TLDR
- Venice token (VVV) faced $10.2M dump allegations from insiders after launch
- Price crashed 63% in two weeks, from $19.38 to $2.44
- 16 wallets linked to Venice team multi-sig received tokens pre-launch
- Market makers Wintermute and Kbit received 5.5% of supply
- Erik Voorhees defended actions, stating terms were clearly communicated
Venice, a new artificial intelligence startup in the cryptocurrency space, has found itself at the center of controversy following allegations of early token sales worth $10.2 million. The project, founded by bitcoin entrepreneur Erik Voorhees, launched its Venice token (VVV) last Monday, but questions quickly arose about early trading patterns.
Amir Ormu, an onchain analyst at Castle Labs, published findings showing that sixteen wallets connected to a Venice team multi-signature wallet received tokens four days before the public launch. These wallets contained 23% of the total token supply, according to Ormu’s analysis.
.@AskVenice team has sold over $10.2M in $VVV tokens…
I've tracked all the $VVV team wallets and identified their clusters.
They received tokens 4 days prior to the launch, and insta dumped right after the launch.
And Coinbase launched it day on 1?
Wallets + Proof pic.twitter.com/breAefIGXX
— Amir Ormu (@AmirOrmu) February 1, 2025
The price movement of the Venice token tells a striking story. After reaching a peak of $19.38 in the hours following its launch, the token’s value dropped dramatically. By February 2nd, the price had fallen to $2.44, representing a 63% decrease in less than two weeks, according to data from Coin Market Cap.
Venice markets itself as a privacy-focused AI chatbot powered by open-source large language models, including Llama and Deepseek. The project launched on the Base network, aiming to provide infrastructure for crypto AI agents, which have gained popularity on the platform.
The company’s official tokenomics allocated 35% of the 100 million total tokens to the company itself.

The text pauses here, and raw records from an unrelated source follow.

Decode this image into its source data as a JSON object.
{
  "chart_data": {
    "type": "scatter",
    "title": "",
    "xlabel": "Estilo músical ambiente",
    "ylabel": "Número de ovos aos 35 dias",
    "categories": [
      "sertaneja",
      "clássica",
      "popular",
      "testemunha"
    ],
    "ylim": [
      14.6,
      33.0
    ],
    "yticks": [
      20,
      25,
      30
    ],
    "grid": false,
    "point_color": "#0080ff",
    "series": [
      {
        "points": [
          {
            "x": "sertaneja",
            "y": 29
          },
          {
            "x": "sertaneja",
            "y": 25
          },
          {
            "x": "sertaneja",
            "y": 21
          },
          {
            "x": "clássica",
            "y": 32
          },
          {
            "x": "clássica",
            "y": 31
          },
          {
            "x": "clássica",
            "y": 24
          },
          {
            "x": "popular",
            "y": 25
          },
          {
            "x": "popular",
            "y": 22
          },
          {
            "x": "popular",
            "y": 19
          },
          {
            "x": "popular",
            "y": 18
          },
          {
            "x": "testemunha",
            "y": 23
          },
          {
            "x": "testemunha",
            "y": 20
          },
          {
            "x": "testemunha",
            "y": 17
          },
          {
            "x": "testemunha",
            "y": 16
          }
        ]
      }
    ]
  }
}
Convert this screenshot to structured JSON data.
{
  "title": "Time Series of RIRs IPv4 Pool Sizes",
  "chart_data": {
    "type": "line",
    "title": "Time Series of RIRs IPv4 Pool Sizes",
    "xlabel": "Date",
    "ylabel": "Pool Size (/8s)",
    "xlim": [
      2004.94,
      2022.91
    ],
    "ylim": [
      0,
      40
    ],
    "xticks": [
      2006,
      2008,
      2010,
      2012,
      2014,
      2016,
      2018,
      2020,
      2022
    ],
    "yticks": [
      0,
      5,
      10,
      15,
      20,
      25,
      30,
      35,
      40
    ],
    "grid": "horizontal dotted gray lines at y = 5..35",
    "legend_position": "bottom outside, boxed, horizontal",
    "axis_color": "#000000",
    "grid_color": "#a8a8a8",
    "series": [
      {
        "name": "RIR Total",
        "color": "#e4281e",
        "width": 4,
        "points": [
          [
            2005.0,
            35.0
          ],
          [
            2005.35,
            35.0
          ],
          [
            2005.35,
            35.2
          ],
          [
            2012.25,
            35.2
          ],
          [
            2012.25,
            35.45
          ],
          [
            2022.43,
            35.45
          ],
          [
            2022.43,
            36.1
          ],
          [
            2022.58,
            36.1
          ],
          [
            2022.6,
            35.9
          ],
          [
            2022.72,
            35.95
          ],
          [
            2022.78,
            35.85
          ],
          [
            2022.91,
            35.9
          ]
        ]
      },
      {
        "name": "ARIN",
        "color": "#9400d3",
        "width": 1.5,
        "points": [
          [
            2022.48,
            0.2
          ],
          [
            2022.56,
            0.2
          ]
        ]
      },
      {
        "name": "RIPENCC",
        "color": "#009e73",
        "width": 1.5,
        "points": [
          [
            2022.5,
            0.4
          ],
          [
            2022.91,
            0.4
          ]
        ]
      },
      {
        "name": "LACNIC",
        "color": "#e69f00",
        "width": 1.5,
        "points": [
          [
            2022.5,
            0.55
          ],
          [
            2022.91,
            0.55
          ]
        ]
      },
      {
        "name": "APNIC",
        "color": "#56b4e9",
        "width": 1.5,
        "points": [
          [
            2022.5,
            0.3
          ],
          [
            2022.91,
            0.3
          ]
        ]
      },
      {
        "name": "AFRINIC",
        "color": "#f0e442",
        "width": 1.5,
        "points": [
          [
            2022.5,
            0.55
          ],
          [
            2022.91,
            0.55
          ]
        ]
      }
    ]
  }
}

Of this amount, 10% was designated for the team, with 25% of that portion available immediately and the rest scheduled for distribution over two years.
Erik Voorhees responded to the allegations by pointing to the project’s transparency. “The announcement blog stated terms of the token clearly,” he said. “Approximately 2.5% of supply could be sold…A fraction of that 2.5% was actually sold. This was all conveyed upfront.”
Ormu’s investigation revealed additional details about token distribution. According to his findings, market makers Wintermute and Kbit received 5.5% of the total VVV supply. While this aligns with Venice’s stated plan to allocate 10% to market makers, Ormu raised concerns about Wintermute’s trading behavior.
The analyst claims Wintermute sold its portion before the token was listed on centralized exchanges. “Wintermute was dumping tokens before any CEX listings, and they can’t claim they were just market making, it was outright dumping on DEXs,” Ormu stated.
The swift listing of VVV on Coinbase has drawn attention from market observers. This development came during a period when Coinbase CEO Brian Armstrong acknowledged his company was processing up to a million token listing requests weekly.
All token movements occurred on public blockchains, allowing for tracking and analysis. Voorhees emphasized this point, stating, “The genesis addresses were all obvious, and everything is onchain and transparent.”
The Venice project positioned itself as an AI solution for the cryptocurrency space, focusing on privacy and censorship resistance. These features attracted initial interest from investors and traders in the crypto community.
Market data shows the token’s trading volume peaked in the first 24 hours after launch, coinciding with the period when the alleged sales took place. This timeline has become a key point of discussion in the ongoing debate about the token’s launch.
The distribution of Venice tokens followed a predetermined schedule, with various allocations for different purposes including development, marketing, and ecosystem growth. The team’s portion represented one part of this broader distribution plan.
Technical analysis of the blockchain data confirms the movement of tokens from initial distribution wallets to various exchanges and decentralized trading platforms. These movements occurred within the first week of the token’s existence.
The most recent data shows the token continuing to trade on various exchanges, with price movement stabilizing at lower levels compared to its launch price. Trading volume has decreased from its initial spike but maintains steady activity across multiple platforms.